I've delt with this too. The best thing I've found to do is approach her in a professional way, keeping your cool ,in front of other staff.(don't loose it in front of other staff or you'll end up the fool) .Maintain your position state her job responsibilities, your job responcibilites and her unprofessional attitude etc... ALWAYS ,,,,ALWAYS ! It may help to say something like. "If you need help be sure to ask me etc..." keep it on a professional not personal level. Don't give her amo. You need to one-up her so to speak. Keep in mind you are her boss, she has less education than you , you are the one signing your name on the chart as repsonsible. I've found once you stand up to staff or Dr's this way they leave you alone. (Oh yeh...You bet I'd write her up too!) Although, write -ups are usually a dime a dozen for most hospitals. So , professional confrontation in front of peers may actually make more of a statement.

Write her up, and use quotes. If your NM won't do anything, go over her head, to the CEO if necessary. Give a copy to HR, and use the words hostile work environment, which is illegal.

Specializes in PICU, Nurse Educator, Clinical Research.

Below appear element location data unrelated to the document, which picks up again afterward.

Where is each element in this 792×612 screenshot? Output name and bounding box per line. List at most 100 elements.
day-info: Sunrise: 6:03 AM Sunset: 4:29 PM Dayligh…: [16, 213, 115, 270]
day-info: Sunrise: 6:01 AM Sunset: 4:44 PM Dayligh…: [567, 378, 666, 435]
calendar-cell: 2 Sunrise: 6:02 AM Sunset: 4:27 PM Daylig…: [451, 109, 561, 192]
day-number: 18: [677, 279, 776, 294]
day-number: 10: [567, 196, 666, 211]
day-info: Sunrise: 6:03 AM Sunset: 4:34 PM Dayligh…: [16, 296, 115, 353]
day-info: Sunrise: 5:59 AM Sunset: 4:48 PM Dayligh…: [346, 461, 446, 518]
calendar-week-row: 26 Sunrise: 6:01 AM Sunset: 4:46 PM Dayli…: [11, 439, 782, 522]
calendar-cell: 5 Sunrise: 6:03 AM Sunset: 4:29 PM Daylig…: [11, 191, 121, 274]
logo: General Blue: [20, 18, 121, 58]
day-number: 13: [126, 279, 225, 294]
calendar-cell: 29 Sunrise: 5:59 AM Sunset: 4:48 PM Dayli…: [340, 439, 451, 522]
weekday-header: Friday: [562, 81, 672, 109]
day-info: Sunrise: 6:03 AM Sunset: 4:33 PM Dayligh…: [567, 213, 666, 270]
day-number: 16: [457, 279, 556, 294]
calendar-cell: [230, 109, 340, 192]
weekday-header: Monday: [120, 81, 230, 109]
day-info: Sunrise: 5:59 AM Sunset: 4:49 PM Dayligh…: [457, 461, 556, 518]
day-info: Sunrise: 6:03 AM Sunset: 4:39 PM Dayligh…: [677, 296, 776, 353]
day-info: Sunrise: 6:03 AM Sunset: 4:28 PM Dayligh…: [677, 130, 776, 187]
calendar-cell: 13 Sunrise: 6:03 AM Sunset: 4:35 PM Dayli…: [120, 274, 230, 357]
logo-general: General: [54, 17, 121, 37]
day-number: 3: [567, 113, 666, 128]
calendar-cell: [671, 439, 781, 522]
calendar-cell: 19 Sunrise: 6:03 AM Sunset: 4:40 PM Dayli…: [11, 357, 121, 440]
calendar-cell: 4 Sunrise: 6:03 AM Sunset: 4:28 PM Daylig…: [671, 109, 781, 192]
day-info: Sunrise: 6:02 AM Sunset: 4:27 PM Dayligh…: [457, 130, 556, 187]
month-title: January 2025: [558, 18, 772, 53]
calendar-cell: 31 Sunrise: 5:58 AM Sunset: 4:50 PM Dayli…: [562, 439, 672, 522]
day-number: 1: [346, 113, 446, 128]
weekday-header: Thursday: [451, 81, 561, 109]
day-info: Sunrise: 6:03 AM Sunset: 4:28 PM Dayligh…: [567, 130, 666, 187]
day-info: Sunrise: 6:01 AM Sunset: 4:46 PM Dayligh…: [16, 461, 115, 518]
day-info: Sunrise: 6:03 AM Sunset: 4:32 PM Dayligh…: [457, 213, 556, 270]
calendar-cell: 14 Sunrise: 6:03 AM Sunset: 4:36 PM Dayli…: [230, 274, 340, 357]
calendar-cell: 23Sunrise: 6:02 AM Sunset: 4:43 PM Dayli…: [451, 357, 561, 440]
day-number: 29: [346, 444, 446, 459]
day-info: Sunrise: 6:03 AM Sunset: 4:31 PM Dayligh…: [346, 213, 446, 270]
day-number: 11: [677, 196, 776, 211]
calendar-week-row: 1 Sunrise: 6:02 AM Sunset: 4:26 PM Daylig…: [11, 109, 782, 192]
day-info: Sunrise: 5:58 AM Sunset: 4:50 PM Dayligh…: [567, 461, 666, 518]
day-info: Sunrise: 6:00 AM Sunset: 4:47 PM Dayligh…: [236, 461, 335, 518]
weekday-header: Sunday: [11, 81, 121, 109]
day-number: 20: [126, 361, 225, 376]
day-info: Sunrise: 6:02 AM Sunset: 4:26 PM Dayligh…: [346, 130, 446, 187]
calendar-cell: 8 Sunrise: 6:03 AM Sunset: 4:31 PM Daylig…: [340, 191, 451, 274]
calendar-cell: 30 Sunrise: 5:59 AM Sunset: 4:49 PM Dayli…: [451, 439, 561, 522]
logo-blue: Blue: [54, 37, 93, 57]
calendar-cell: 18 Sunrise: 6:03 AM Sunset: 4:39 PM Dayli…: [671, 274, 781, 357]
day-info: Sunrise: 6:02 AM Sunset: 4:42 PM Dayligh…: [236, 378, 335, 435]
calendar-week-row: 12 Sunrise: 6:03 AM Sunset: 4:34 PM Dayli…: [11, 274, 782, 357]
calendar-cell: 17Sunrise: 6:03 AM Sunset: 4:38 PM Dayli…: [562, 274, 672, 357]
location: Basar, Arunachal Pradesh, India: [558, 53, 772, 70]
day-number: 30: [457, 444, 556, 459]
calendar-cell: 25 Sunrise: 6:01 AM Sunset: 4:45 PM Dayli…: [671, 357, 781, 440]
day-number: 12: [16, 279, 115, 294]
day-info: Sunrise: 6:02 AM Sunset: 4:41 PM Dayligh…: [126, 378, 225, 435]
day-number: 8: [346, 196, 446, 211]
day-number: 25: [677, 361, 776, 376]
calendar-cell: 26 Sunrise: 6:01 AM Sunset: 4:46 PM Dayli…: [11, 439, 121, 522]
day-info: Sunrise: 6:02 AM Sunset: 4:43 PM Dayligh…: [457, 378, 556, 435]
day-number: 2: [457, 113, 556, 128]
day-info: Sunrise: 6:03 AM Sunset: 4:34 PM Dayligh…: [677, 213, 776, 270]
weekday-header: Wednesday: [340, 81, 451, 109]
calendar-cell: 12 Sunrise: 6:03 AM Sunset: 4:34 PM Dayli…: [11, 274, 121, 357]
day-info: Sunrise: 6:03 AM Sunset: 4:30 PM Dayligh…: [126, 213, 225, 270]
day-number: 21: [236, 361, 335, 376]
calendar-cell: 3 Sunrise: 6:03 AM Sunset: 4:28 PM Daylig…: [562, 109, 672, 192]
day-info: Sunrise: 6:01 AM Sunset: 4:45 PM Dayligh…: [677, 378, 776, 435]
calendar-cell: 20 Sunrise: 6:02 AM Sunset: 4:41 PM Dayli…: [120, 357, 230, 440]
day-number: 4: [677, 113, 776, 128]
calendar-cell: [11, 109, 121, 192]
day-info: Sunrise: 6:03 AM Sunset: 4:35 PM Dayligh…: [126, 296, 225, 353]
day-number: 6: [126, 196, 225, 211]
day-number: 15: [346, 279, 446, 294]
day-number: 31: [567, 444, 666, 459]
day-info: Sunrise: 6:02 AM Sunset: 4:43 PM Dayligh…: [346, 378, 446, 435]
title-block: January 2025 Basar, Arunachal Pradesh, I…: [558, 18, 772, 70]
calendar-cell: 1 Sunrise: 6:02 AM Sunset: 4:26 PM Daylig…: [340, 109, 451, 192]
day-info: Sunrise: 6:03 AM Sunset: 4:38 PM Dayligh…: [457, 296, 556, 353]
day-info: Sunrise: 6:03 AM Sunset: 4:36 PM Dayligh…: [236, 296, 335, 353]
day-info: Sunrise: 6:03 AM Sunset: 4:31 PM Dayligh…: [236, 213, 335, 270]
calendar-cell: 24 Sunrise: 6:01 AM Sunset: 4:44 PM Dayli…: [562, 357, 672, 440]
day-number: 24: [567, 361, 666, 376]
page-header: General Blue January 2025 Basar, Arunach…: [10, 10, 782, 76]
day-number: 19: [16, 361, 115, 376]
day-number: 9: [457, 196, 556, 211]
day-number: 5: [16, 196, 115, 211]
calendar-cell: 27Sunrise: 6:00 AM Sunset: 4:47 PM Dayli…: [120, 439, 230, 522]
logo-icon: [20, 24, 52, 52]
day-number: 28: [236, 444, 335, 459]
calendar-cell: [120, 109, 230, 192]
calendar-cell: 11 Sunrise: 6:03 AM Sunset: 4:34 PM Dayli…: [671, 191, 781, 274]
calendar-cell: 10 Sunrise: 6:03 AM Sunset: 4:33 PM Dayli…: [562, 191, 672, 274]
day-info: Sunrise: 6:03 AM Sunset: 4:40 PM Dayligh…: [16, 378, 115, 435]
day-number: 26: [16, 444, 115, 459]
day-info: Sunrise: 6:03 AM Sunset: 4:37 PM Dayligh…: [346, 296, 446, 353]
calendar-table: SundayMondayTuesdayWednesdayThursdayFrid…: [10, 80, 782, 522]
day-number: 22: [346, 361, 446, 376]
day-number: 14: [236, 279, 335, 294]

I had a similar situation with a coworker- but the ranting maniac was the RN, I was the CNA.

This guy was *notorious* on the unit for being grouchy and mean to anyone except the handful of people he liked (maybe 5 of them). He was always trying to tell the doctors what to do (and I don't mean helpful suggestions based on good nursing observations, but order-barking). An attending once walked in on one of these rants (directed at a group of residents) and said, 'wow, jim, you're an MD now! congratulations!'

this guy, for whatever reason, hated me. no idea why. He'd report me for 'not following orders' all the time, but wouldn't give specific examples (I'd never refused to do anything I was asked to do, unless I was already assisting with another patient, and I would explain I'd help them ASAP). He would yell at me, bark orders, and demean me for absolutely no reason. Apparently (and this was the general consensus on the unit), he wanted people to bow down to his mighty intellect. He was smart, but an a**.

Anyway, I was 15 minutes late one morning because of ice on my street that i literally couldn't cross (sat there spinning tires the whole time). I'd called the charge and she knew about it. (The unit secretary, meanwhile, was pregnant and said the was late because she didn't want to slip on ice and fall and hurt her baby...she was 3 HOURS late.) When telling another coworker about the ice, 'jim' said, quite loudly, 'there wasn't ice at my house. I don't believe you. You're a liar.'

(for the record, he lived an hour away from me, so how the heck did he know?)

I said, 'i've put up with your intimidation and attitude long enough. When you can speak to me respectfully, like an adult, let me know. because I'm done listening to this.' I walked away and continued with my day.

For months, we would work together and he would only say the minimum he absolutely had to communicate to me. After 4 months or so, he started, slowly, showing me respect and pointing out learning opportunities for me with his patients. We were never buddies, but he eventually found some civility somewhere.

I've never understood bullies (and I believe this PCA is definitely bullying you). My mother would smack me silly if she saw me pitch a fit like that in a public place- let alone at WORK!:nono:

You might say to this PCA as she throws her tanturm. "You are embarrasing yourself.

Specializes in Cardiac, ER.

Document, document, document,......had a dangerous PCA on our unit,..she worked 3-11 so both day shift et night shift were constatnly complaining about one thing or another,........after she "finished " my blood for me,..she didn't think it was running in fast enough ,....you know just helping me out,.( 70lb CHFer) ...last straw,...went to my NM,....after talking w/her realized that all of us had been complaining for months , to each other,..no one ever went to the NM,..she was clueless,.....gotta write it down to get anything done!!!

I would write her up and have a meeting with her and the head of the department. It is not fair to you to have to put up with her nonsense.